A synonym for stonker is “beezer,” as is the more obscure “Bobby Dazzler,” the flummoxing source of which is an Australian sitcom from the 1970s.
I’ve always been amused by the Brits’ loose use of words such as lovely and brilliant. In the U.S. we generally reserve those adjectives for special things and people—a deep golden sunset is lovely, Einstein was brilliant. In the U.K. when you buy a pack of cigarettes with exact change, the grizzled little git behind the counter at the petrol station says “that’s lovely.” Even more absurdly, on the golf course you are likely to be deemed brilliant for just about any feat or gesture, whether it’s holing-out a 4-iron from a bunker or offering to share your candy bar.

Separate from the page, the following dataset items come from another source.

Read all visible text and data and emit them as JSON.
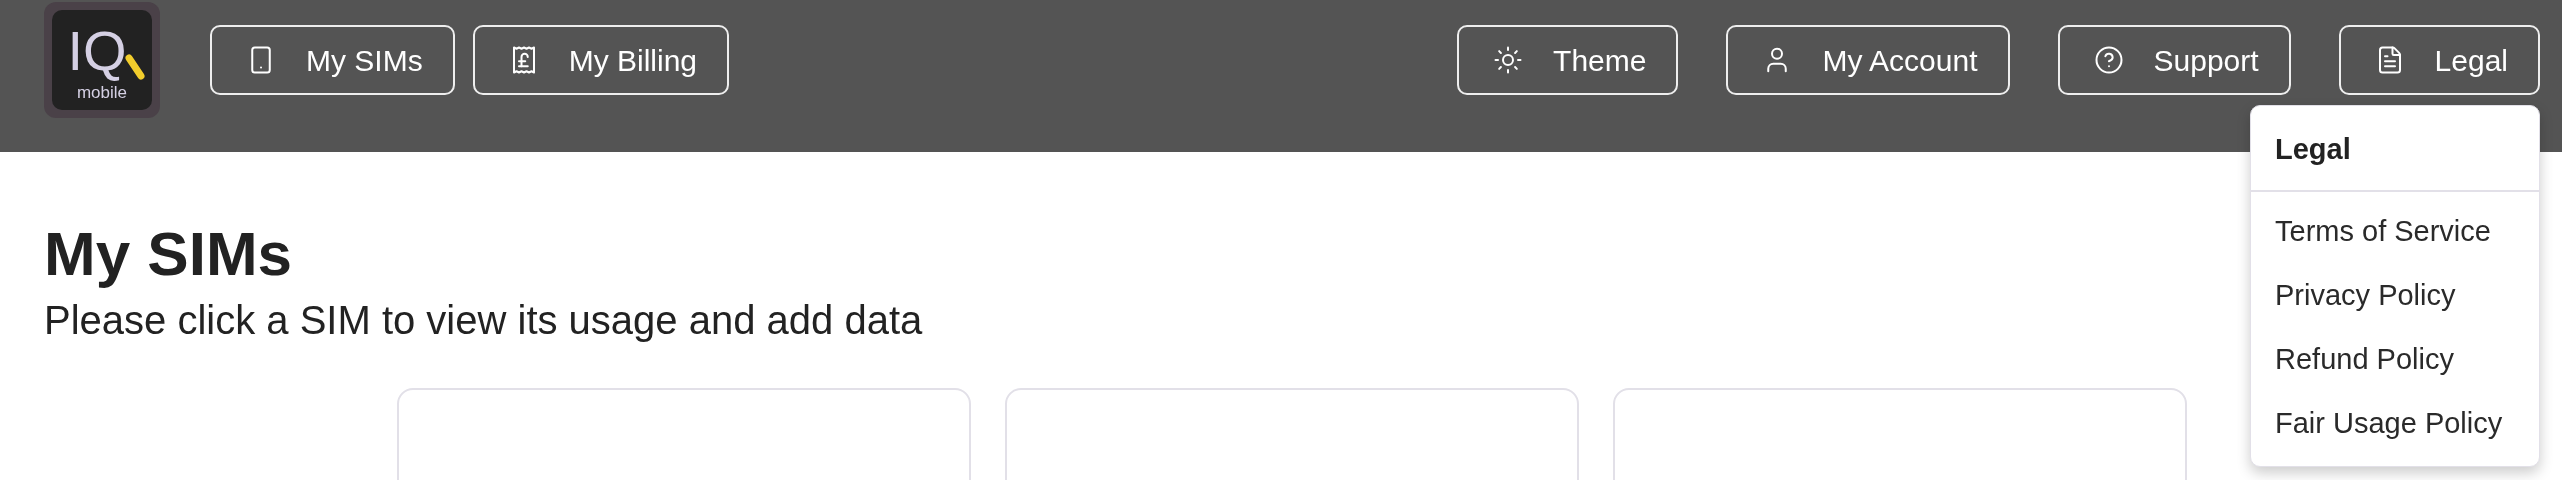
{
  "logo": {
    "mark": "IQ",
    "caption": "mobile"
  },
  "nav_left": [
    {
      "label": "My SIMs"
    },
    {
      "label": "My Billing"
    }
  ],
  "nav_right": [
    {
      "label": "Theme"
    },
    {
      "label": "My Account"
    },
    {
      "label": "Support"
    },
    {
      "label": "Legal",
      "menu": {
        "title": "Legal",
        "items": [
          "Terms of Service",
          "Privacy Policy",
          "Refund Policy",
          "Fair Usage Policy"
        ]
      }
    }
  ],
  "page": {
    "title": "My SIMs",
    "subtitle": "Please click a SIM to view its usage and add data"
  },
  "sim_cards": [
    {
      "kind": "card"
    },
    {
      "kind": "card"
    },
    {
      "kind": "card"
    }
  ]
}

The Brits have embraced the same naughty personifications for golf shots that we have (e.g. Linda Ronstadt for “blew by you,” O.J. Simpson for “got away with murder”) but they also have a couple of their own: less-than-attractive Olympic marathoner Sally Gunnell is routinely referenced after any shot that is “ugly but runs a long way,” and terrier-like former Chelsea footballer Dennis Wise is invariably invoked when someone faces a “nasty little five-footer.”

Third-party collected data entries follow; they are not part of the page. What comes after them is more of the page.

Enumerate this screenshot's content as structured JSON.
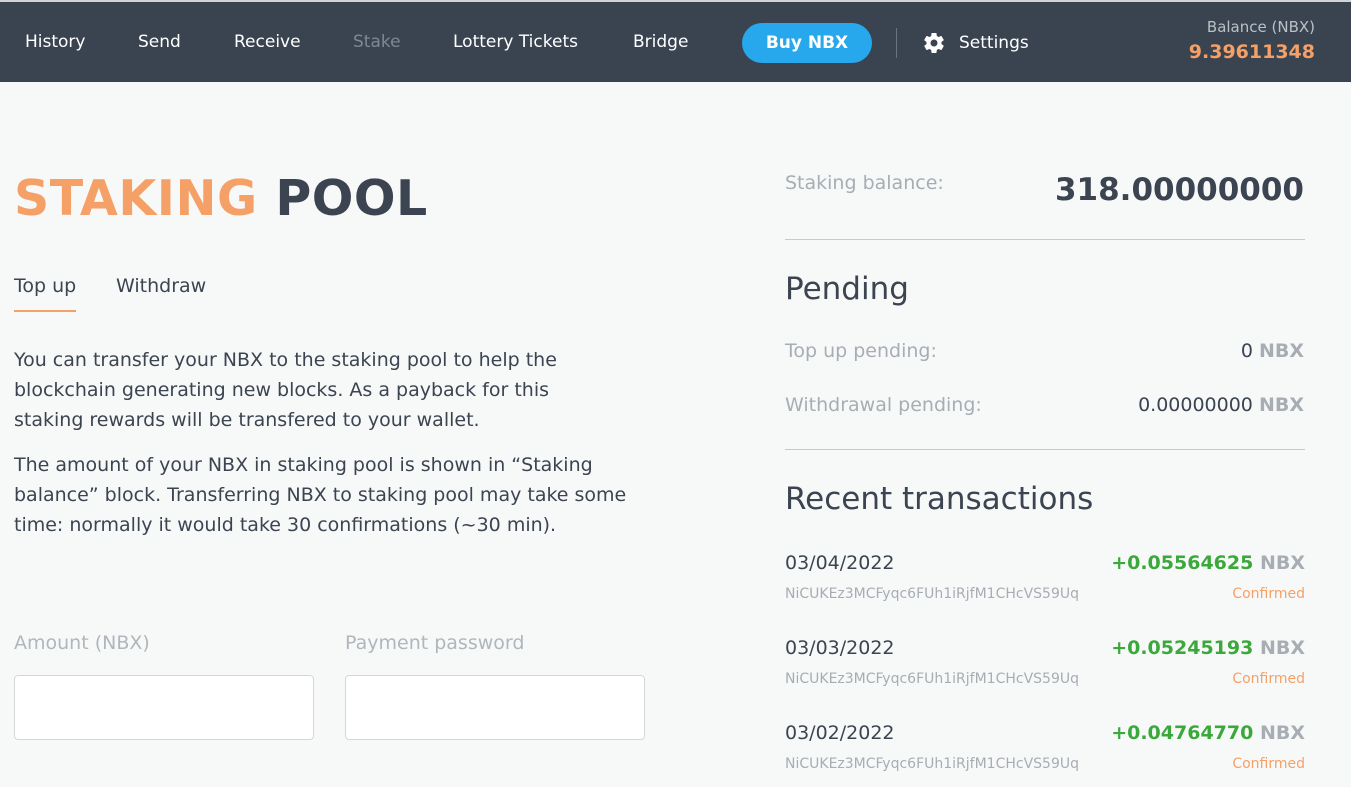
{
  "nav": {
    "items": [
      {
        "label": "History",
        "enabled": true
      },
      {
        "label": "Send",
        "enabled": true
      },
      {
        "label": "Receive",
        "enabled": true
      },
      {
        "label": "Stake",
        "enabled": false
      },
      {
        "label": "Lottery Tickets",
        "enabled": true
      },
      {
        "label": "Bridge",
        "enabled": true
      }
    ],
    "buy_label": "Buy NBX",
    "settings_label": "Settings",
    "settings_icon": "gear-icon",
    "balance_label": "Balance (NBX)",
    "balance_value": "9.39611348"
  },
  "title": {
    "part1": "STAKING",
    "part2": "POOL"
  },
  "tabs": [
    {
      "label": "Top up",
      "active": true
    },
    {
      "label": "Withdraw",
      "active": false
    }
  ],
  "description": [
    "You can transfer your NBX to the staking pool to help the blockchain generating new blocks. As a payback for this staking rewards will be transfered to your wallet.",
    "The amount of your NBX in staking pool is shown in “Staking balance” block. Transferring NBX to staking pool may take some time: normally it would take 30 confirmations (~30 min)."
  ],
  "form": {
    "amount_label": "Amount (NBX)",
    "amount_value": "",
    "password_label": "Payment password",
    "password_value": ""
  },
  "staking": {
    "balance_label": "Staking balance:",
    "balance_value": "318.00000000"
  },
  "pending": {
    "title": "Pending",
    "topup_label": "Top up pending:",
    "topup_value": "0",
    "withdrawal_label": "Withdrawal pending:",
    "withdrawal_value": "0.00000000",
    "unit": "NBX"
  },
  "recent": {
    "title": "Recent transactions",
    "transactions": [
      {
        "date": "03/04/2022",
        "amount": "+0.05564625",
        "unit": "NBX",
        "address": "NiCUKEz3MCFyqc6FUh1iRjfM1CHcVS59Uq",
        "status": "Confirmed"
      },
      {
        "date": "03/03/2022",
        "amount": "+0.05245193",
        "unit": "NBX",
        "address": "NiCUKEz3MCFyqc6FUh1iRjfM1CHcVS59Uq",
        "status": "Confirmed"
      },
      {
        "date": "03/02/2022",
        "amount": "+0.04764770",
        "unit": "NBX",
        "address": "NiCUKEz3MCFyqc6FUh1iRjfM1CHcVS59Uq",
        "status": "Confirmed"
      }
    ]
  },
  "colors": {
    "nav_bg": "#3a4450",
    "accent_orange": "#f5a067",
    "buy_blue": "#28a8ec",
    "positive_green": "#3ba83b"
  }
}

There’s also a whole cockney rhyming slang thing. If your ball finds Barney Rubble you’re in trouble; should you hit a Condeleeza Rice into the Fisherman’s Daughter you’ve sliced into water. The name that every British golfer dreads hearing is that belongs to an obscure filmmaker from the 1940s: J. Arthur Rank.
Instead of gauging the break and distance of a 30-footer, Brits work on “borrow” and “weight.” A putt that’s slugged past the hole is referred to as “a bit steamy” while one that comes up short but in the jaws “just needed hitting.” And when you yank a three-footer so badly that the ball never touches the hole, British civility dictates that your oppoent say “bad luck.” Depending on how far past the hole you’ve yanked it, he may also say “that’s okay.” This is not a further expression of solace, he’s just saying it’s a gimme. (In fairness “that’s okay” makes more sense than the American “that’s good.”)
One day on the difficult 17th hole of the Old Course a playing companion of mine sank a lengthy putt for a birdie. The match was over by that time but he was delighted nonetheless. “I needed that one for the eclectic,” he said. Eclectic, I learned, is Britspeak for “ringer score” the competition held at many U.S. clubs where players keep track of their best scores of the year on each of the 18 holes. Last year at The New Club in St. Andrews, the winning ringer score on the Old Course was 22 under par.
But it’s match play that can be truly linguistically vexing. On the first tee one morning, I asked why the group ahead of us was entitled to play from the championship tees while everyone else was restricted to the regular men’s markers.
“Oh, they’re playing a tie,” the starter said. This elicited another hapless “hmm.” I figured he meant they were in a sudden-death playoff. That theory dissolved as hole after hole, the four blokes in front of us continued playing. It turns out, “playing a tie” means simply playing a match. I’m not sure why the Brits call it a tie—it’s akin to an equally wacky expression they use in rugby. When a player crosses the goal line and scores it’s called “try.” (I mean, why play a match if it’s only going to be a tie, why score a goal if it’s only going to be a try?)
But my favorite is “jammy.” We do have the word in the U.S.—sort of—a noun denoting either top or bottom half of a child’s sleeping attire (though I wouldn’t allow you to use it in Scrabble). In the U.K. , however, it’s an powerful adjective meaning lucky—annoyingly lucky.
Should you ever be fortunate enough to play the 18th hole of the Old Course as I once did—with a tee shot that sailed out of bounds only to carom off Rusacks Hotel and back into play, followed by a fat 9-iron into the Valley of Sin and then a 70-foot putt that slam-dunked home for a match-winning birdie over your Scottish opponent—you will not fail to hear the same three glorious words I did: “You jammy bastard!”